Kelimpahan darah menunjang Raja Lear, akibatnya meniru sifat kemanusiaan ketika menyangkut penderitaan, kekerabatan, dan kegilaan. Raja Lear memutuskan untuk membagi kerajaannya antara tiga putrinya, menganugerahkan orang yang membuktikan bahwa mereka paling mencintainya dengan bagian terbesar. Earl of Gloucester mendengar bahwa dua putri Lear, Regan dan Goneril, berencana untuk membunuh raja, jadi dia memperingatkan Lear, tetapi kedua putri itu tahu, dan suami Regan, Cornwall mencungkil mata Gloucester sebagai pembalasan. Seorang pelayan mencoba untuk membantu dan melukai Cornwall, tetapi Regan membunuh pelayan sebagai tanggapan, sedangkan pada titik ini Gloucester menginginkan bunuh diri dan Lear secara bertahap menurun menjadi gila. Selanjutnya ada lebih banyak pembunuhan dan bunuh diri, tentara bertemu dalam pertempuran di mana lebih banyak darah ditumpahkan, putri Lear yang terbukti setia, Cordelia dieksekusi, dan raja menjadi begitu kewalahan sehingga akhirnya kematiannya. Shakespeare mungkin telah menyinggung ketertarikan penonton saat ini dengan tampilan grafis, tetapi pada akhirnya drama membuktikan bahwa meskipun mereka yang membawa penderitaan pada umumnya dibawa ke pengadilan, mereka yang benar-benar tidak layak juga sangat menderita. Bagi banyak kritikus drama Shakespeare, semua kekerasan ini dapat secara luas dianggap sebagai cerminan sifat manusia.

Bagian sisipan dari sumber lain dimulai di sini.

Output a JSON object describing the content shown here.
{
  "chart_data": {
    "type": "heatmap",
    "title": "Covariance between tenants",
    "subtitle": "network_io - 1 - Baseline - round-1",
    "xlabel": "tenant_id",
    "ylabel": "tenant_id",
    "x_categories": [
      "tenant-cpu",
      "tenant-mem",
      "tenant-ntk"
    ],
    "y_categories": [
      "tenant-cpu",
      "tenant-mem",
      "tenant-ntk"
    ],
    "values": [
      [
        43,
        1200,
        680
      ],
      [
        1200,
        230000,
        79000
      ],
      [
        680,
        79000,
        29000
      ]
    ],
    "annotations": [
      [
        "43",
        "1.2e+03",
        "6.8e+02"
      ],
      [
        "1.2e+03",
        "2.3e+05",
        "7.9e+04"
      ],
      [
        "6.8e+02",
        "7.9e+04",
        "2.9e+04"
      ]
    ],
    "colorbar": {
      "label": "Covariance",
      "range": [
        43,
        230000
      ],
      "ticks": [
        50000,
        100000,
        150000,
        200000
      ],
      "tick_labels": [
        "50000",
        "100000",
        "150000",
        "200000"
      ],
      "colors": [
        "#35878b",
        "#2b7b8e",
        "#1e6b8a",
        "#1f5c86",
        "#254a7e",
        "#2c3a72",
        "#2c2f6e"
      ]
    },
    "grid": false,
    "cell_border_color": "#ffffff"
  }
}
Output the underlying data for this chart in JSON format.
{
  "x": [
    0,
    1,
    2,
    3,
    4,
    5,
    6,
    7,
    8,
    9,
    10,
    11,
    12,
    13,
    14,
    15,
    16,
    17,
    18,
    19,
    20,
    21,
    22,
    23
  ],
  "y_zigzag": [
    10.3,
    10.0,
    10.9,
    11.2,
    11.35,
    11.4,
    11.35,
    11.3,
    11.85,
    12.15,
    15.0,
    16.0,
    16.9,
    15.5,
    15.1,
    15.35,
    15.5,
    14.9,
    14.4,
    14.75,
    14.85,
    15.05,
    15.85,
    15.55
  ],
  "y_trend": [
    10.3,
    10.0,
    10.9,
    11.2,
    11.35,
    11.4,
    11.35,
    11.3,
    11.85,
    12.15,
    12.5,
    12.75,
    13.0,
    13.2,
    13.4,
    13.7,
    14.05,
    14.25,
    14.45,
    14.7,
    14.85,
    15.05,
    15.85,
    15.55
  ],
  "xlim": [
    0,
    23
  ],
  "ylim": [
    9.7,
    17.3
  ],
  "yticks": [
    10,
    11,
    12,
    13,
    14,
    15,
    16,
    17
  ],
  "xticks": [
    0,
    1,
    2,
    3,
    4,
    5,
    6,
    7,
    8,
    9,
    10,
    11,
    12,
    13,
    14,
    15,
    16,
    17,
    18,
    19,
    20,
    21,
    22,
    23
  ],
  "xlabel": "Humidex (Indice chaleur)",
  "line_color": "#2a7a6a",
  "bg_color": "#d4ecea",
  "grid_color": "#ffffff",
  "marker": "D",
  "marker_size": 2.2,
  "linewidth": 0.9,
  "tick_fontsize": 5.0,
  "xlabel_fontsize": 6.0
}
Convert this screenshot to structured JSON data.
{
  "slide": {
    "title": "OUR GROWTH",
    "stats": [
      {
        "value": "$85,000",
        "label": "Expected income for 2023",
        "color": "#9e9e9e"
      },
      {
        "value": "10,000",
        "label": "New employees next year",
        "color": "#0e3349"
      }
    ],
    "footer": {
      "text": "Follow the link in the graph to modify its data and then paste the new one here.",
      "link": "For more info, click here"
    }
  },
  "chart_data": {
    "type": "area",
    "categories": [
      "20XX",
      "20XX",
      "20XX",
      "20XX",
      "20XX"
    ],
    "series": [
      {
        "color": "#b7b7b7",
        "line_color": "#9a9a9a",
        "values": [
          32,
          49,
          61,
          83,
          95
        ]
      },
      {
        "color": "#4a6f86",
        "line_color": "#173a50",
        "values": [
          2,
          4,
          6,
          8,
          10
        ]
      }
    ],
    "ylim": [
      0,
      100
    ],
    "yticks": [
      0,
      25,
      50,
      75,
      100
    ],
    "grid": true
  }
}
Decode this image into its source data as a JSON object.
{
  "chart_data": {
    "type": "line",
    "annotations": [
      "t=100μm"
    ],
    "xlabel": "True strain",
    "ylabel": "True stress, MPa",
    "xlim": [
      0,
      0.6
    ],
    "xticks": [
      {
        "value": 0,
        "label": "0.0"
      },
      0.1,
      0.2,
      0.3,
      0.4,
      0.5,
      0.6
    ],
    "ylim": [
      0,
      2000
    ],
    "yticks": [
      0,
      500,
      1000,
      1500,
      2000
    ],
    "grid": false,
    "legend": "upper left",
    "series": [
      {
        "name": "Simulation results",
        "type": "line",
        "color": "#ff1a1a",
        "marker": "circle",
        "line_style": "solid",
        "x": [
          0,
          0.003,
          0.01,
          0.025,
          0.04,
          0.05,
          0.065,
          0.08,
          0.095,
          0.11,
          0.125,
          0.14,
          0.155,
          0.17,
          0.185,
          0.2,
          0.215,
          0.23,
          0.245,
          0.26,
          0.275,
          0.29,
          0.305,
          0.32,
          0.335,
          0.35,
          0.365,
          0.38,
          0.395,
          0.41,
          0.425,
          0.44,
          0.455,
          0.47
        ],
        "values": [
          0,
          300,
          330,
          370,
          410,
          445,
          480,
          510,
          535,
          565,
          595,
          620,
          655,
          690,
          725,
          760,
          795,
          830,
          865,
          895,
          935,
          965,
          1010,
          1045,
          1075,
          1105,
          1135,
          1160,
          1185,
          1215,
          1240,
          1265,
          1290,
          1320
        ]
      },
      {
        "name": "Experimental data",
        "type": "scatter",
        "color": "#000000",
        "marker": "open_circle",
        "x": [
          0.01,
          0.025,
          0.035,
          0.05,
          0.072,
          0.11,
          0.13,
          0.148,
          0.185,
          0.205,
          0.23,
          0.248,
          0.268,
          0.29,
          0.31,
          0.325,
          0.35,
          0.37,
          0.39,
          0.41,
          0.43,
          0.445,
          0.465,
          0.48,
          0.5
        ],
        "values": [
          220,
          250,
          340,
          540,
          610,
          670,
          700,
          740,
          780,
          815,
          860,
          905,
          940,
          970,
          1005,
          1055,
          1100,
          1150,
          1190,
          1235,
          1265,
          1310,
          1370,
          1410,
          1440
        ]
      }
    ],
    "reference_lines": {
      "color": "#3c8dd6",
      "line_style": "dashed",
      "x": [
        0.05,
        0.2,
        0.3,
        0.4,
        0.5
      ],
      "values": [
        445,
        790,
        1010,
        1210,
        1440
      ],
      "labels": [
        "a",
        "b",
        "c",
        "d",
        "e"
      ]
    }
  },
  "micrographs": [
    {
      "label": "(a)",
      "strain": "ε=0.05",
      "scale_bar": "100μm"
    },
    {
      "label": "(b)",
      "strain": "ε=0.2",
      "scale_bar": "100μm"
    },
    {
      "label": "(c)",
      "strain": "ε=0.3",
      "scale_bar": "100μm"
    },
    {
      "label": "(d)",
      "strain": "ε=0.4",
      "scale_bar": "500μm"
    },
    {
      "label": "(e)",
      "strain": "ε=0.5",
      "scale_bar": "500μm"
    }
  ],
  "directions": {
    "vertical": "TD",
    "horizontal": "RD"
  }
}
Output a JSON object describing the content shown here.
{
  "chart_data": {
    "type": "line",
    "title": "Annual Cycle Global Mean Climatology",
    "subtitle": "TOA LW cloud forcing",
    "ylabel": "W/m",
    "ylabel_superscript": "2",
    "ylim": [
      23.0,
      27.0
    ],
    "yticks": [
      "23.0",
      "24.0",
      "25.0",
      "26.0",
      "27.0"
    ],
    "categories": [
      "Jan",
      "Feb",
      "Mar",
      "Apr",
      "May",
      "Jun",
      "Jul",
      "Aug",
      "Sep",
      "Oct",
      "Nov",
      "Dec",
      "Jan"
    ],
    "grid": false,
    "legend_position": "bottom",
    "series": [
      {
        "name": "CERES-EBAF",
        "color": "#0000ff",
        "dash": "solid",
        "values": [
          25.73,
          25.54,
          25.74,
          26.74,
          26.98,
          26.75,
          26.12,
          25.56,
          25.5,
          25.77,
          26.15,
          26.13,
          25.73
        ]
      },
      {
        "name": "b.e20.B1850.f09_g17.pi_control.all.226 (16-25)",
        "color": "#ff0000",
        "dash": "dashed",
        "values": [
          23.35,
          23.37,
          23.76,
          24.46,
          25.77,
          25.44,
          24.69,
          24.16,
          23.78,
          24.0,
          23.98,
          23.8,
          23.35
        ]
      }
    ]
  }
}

"Howl, howl, howl, howl! O, kamu orang batu:

Seandainya saya lidah dan mata Anda, saya akan menggunakannya begitu

Lemari besi surga itu seharusnya retak. Dia pergi selamanya!

Saya tahu kapan seseorang mati, dan kapan seseorang hidup;

Dia mati seperti bumi ”(V.III.256 - 260).